Republicans probably won't be able to make legislative progress before the next election, but they can begin the process of building support and making the argument for reform—through oversight and hearings in Congress, through educating themselves on the issues (as Ponnuru notes, with a few exceptions, many Republicans are not comfortable or adept at talking about the details of either Medicare or Social Security), and by learning to communicate those details in a clear and convincing way to the public.

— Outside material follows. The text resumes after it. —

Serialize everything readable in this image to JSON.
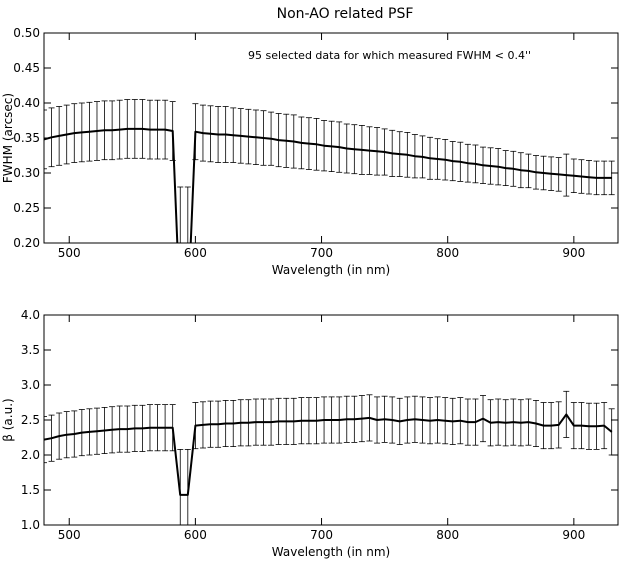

The Democratic establishment spent years building both the policy case and the political coalition to pass the PPACA. They did their homework. Members of Congress learned to make a policy case in addition to a political case. It paid off  with the passage of major legislation.  Republicans have talked a lot about reducing the deficit in recent months, and a lot about cutting spending and streamlining government. But most Republicans have been loath to even discuss specific cuts or delve into any details of what they want from entitlement reform. I can understand reticence to introduce or support detailed legislation given how low the chances are that it will pass. But the unwillingness to even mention specifics has to change, and soon. If they hope to overhaul our broken entitlement system, and not just use the system's problems as an easy political cudgel, they will need to make a similarly comprehensive and policy-focused effort to the one Democrats made prior to ObamaCare.

In the meantime, I very much hope the GOP takes up Ponnuru's final suggestion, which is to begin work on overhauling Medicaid immediately:

Medicaid is wrecking state budgets and is set to expand thanks to the Democrats' new health care law. It is also more politically vulnerable than Social Security or Medicare, which offer benefits to everyone who reaches old age. As they try to undo the health care law, Republicans might also consider capping Medicaid's growth and sending the savings back to the states.

He's right, although I hope the GOP will do more than "consider" reform. At the state level, Medicaid is a giant mess. It's also far more dubious than Medicare in terms of the actual health benefits it provides. As a result, it probably presents the best opportunity for substantial entitlement reform in the near term. But the long-term problems with Medicare and Social Security shouldn't be left alone, even temporarily, either. Reformers in Congress might not be able to win any legislative victories between now and 2012, but they can certainly start process of building a case.